Press TV – Lebanese Foreign Minister Gebran Bassil has questioned Prime Minister Saad Hariri’s prolonged stay in Saudi Arabia, calling it “mysterious” as the country is teetering on the brink of a political crisis following the premier’s abrupt resignation.
“It is the first time in the history of the republic that an official announces his resignation from abroad,” Bassil told Egyptian Arabic-language al-Ahram daily newspaper on Wednesday, stressing that Hariri’s return to Lebanon has now become a “national priority”.
Bassil said Lebanon had launched a campaign to explain “the circumstances of Hariri’s resignation from abroad within the context of current events,” and also to highlight “the need to respect the international agreements and conventions that regulate political relations between states and ensure total immunity for sovereign state officials.”
Bassil’s remarks came after Lebanese President Michel Aoun said earlier on Wednesday that Saudi officials had detained Hariri, calling it an act of aggression against Lebanon.
“Nothing justifies Hariri’s lack of return for 12 days. We therefore consider him detained. This is a violation of the Vienna agreements and human rights law,” Aoun said at a meeting with Lebanese journalists and media executives.
The Lebanese president further noted that Saudi Arabia was holding Hariri’s family as well, saying, “We have not previously asked for their return, but we have confirmed that (his family) is also detained and family members are being searched as they enter and leave the house.”
French foreign minister to meet Hariri in Riyadh
Meanwhile, an unnamed French diplomatic source said French Foreign Minister Jean-Yves Le Drian was to meet with the Lebanese prime minister during a visit to Saudi Arabia.
Le Drian is to arrive in Riyadh later on Wednesday to discuss political developments regarding Lebanon with Saudi Crown Prince Mohammed bin Salman, and hold talks with Hariri in person.
The source added that the meeting was scheduled for Thursday, but the timing could still change.
Hariri announced his resignation in a televised statement on November 4, citing many reasons, including the security situation in Lebanon, for his sudden decision. He also said that he sensed a plot being hatched against his life.
Hariri accused Iran and Lebanese Hezbollah resistance movement of meddling in Arab countries’ affairs; an allegation the two have repeatedly denied.

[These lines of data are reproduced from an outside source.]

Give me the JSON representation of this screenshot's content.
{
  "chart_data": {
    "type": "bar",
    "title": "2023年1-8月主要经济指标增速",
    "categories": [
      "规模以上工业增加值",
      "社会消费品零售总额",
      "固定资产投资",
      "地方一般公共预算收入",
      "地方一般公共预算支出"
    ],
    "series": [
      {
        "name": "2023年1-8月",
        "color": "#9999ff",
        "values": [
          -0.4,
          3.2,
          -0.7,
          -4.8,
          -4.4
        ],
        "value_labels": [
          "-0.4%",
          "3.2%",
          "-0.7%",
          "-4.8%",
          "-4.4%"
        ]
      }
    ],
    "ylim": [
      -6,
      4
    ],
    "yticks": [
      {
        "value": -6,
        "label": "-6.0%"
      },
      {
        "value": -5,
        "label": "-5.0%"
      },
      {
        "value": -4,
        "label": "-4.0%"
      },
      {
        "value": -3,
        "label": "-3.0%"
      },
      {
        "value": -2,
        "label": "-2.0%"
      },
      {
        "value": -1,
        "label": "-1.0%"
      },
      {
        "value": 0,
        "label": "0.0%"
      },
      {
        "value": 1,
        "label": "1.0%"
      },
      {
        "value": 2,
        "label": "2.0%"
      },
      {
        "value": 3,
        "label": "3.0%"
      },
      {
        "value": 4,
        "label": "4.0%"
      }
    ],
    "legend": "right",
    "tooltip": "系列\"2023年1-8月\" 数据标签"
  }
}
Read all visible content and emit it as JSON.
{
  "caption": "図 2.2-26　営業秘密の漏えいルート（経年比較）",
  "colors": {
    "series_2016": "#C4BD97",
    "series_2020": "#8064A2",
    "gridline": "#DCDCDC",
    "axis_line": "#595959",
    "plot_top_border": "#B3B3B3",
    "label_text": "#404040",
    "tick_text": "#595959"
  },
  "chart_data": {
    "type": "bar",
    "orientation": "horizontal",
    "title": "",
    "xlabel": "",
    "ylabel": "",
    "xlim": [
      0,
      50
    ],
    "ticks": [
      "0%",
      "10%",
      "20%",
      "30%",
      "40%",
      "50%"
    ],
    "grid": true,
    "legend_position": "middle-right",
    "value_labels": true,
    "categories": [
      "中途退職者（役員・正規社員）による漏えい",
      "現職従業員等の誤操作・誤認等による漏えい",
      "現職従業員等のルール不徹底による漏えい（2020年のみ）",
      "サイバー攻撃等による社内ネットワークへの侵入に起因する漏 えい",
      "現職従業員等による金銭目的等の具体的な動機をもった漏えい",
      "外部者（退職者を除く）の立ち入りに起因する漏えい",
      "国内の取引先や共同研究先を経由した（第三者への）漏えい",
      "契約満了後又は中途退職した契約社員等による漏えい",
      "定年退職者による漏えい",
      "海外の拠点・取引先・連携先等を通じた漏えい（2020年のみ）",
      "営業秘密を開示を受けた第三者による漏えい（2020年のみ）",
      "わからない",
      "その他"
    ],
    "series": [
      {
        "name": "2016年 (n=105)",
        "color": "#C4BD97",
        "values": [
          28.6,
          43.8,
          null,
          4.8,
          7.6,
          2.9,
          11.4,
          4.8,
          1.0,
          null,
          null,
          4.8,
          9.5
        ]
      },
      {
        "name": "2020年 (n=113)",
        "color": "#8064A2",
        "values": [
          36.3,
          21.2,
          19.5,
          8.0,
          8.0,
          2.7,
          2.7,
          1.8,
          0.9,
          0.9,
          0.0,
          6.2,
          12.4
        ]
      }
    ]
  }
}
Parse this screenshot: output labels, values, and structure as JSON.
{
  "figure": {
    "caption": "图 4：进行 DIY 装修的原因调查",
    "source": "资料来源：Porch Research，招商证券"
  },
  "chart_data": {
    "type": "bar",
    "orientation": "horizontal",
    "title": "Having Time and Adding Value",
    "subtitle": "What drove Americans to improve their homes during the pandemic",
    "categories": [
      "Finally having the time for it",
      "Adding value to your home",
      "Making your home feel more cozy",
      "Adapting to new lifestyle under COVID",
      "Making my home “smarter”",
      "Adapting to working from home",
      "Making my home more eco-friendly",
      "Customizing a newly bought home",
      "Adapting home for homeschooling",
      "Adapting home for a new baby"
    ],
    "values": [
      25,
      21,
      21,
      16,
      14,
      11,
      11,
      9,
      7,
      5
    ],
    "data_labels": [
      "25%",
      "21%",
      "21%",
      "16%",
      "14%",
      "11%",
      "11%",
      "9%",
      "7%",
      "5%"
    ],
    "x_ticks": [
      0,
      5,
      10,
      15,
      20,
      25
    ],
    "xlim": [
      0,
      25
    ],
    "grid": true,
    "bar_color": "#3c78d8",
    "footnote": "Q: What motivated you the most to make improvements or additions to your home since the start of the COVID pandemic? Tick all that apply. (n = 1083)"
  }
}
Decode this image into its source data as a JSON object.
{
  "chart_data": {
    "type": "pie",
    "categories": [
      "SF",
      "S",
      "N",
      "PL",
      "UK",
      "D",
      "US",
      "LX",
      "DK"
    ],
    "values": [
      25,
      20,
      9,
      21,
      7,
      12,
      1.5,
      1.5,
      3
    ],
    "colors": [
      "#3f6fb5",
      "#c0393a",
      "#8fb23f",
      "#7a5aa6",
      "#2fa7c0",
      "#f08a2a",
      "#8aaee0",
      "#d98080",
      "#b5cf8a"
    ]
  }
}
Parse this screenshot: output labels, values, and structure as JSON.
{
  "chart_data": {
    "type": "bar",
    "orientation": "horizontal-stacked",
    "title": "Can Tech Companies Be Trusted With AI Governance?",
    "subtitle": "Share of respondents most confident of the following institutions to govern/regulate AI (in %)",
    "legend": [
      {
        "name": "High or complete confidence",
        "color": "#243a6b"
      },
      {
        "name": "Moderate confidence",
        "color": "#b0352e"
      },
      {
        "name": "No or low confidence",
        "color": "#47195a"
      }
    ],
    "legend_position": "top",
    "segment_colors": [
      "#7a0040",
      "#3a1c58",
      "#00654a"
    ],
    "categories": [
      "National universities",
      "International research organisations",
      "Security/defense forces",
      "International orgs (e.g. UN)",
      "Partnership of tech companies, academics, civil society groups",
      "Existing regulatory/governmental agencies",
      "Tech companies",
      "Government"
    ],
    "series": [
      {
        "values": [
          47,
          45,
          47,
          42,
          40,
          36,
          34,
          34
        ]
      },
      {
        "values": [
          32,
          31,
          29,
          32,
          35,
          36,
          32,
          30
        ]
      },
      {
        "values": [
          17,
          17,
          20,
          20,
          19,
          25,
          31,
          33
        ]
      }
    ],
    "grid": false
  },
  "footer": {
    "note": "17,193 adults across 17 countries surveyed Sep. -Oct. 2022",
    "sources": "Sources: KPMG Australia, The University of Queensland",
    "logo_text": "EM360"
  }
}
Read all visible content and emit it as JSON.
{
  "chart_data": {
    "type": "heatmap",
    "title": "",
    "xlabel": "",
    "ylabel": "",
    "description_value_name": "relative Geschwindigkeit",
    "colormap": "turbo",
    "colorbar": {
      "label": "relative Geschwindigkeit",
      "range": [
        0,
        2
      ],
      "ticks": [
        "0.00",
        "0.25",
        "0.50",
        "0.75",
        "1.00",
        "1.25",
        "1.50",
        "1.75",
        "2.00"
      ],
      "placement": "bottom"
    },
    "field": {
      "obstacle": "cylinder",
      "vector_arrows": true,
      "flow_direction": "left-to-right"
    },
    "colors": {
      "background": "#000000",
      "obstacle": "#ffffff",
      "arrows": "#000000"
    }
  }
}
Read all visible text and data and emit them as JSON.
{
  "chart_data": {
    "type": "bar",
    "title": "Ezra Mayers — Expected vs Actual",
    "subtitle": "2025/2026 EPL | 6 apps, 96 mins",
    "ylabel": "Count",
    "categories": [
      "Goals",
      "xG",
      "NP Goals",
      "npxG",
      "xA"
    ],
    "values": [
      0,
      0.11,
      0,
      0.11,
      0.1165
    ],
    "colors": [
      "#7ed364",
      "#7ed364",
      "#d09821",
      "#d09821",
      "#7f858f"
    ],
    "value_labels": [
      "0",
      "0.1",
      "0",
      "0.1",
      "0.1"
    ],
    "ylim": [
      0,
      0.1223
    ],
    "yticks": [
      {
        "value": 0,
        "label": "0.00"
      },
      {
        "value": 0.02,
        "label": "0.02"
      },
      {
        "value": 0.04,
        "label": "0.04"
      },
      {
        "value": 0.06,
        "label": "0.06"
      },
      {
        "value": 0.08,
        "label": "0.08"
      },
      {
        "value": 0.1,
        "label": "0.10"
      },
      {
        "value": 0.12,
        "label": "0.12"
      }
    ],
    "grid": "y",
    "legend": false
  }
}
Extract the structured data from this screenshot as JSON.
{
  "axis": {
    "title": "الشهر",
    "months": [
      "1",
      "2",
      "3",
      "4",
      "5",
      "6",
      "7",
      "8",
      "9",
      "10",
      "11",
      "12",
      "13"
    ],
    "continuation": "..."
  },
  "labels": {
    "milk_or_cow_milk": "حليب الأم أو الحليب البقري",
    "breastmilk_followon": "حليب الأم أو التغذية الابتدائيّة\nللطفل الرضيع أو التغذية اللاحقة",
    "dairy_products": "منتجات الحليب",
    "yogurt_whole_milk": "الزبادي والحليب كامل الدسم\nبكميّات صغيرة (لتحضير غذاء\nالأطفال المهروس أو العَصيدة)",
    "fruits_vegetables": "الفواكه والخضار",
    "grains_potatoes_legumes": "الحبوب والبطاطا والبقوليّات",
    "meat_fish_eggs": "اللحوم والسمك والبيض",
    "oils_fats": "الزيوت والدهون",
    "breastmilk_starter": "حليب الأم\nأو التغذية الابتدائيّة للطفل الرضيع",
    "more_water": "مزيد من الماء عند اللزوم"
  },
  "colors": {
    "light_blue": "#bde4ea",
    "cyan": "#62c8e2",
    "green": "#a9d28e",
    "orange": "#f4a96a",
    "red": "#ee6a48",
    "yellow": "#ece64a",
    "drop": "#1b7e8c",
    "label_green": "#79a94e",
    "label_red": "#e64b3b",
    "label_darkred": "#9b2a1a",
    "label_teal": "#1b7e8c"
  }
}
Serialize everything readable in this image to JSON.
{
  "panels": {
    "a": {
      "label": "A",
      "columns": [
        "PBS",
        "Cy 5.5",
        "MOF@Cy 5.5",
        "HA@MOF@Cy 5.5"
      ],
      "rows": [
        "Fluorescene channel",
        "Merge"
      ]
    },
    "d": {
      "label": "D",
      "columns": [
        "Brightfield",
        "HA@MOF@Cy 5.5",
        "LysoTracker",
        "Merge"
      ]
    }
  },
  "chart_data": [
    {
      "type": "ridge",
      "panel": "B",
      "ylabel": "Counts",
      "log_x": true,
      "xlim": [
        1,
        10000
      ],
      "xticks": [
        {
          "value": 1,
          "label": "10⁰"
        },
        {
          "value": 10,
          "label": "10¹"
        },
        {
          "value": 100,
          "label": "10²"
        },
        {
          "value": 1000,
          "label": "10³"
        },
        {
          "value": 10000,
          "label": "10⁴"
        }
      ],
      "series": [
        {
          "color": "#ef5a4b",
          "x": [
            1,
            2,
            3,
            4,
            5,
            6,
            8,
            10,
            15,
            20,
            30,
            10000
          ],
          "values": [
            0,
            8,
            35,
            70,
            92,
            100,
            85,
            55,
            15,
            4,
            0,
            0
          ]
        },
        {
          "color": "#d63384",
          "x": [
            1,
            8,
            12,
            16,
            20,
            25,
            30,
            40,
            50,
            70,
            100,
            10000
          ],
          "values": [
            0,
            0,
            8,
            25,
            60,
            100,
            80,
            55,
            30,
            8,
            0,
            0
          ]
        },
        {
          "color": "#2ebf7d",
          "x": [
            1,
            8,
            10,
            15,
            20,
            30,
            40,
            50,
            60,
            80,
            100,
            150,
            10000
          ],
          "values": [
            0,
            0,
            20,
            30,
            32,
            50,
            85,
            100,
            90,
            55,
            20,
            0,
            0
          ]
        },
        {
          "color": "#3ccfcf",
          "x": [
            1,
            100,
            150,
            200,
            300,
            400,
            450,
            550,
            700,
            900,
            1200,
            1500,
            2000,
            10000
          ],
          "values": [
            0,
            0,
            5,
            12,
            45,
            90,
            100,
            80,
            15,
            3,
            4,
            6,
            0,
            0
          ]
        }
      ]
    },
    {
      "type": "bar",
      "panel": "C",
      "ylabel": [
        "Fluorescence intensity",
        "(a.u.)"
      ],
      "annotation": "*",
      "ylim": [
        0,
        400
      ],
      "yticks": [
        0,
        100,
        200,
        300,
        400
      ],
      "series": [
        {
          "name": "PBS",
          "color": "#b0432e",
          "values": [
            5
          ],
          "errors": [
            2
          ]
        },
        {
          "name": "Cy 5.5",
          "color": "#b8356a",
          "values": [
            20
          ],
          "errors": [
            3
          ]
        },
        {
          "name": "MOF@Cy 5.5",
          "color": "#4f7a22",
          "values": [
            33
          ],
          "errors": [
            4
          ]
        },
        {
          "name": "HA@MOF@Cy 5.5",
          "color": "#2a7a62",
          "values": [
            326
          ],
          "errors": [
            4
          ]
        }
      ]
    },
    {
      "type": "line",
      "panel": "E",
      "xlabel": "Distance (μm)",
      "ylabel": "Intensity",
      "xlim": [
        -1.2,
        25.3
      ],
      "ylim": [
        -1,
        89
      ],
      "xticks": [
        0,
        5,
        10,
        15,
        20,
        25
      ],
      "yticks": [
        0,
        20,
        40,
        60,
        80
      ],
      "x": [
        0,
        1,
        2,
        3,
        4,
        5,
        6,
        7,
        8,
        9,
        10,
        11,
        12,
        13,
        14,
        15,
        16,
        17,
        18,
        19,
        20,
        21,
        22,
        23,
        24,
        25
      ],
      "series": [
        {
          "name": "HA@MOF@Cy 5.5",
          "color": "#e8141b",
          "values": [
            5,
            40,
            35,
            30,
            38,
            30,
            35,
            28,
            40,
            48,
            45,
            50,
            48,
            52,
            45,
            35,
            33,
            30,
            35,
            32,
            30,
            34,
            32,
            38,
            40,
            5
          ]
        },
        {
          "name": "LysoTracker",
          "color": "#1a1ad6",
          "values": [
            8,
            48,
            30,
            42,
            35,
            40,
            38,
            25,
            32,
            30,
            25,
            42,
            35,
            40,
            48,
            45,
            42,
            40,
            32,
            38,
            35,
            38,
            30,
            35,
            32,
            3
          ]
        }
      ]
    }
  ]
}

The Lebanese prime minister announced his resignation following his visit to Saudi Arabia.
Hariri became prime minister in 2016 after serving another term between November 2009 and June 2011.
Iran has vehemently rejected Hariri’s remarks, saying his resignation and rehashing of the “unfounded and baseless” allegations regularly leveled by Zionists, Saudis and the US were another scenario to create new tensions in Lebanon and elsewhere in the Middle East.
“The sudden resignation of Mr. Hariri and its announcement in another country are not only regrettable and astonishing, but also indicative of him playing in a court that the ill-wishers in the region have laid out,” Iranian Foreign Ministry Spokesman Bahram Qassemi commented.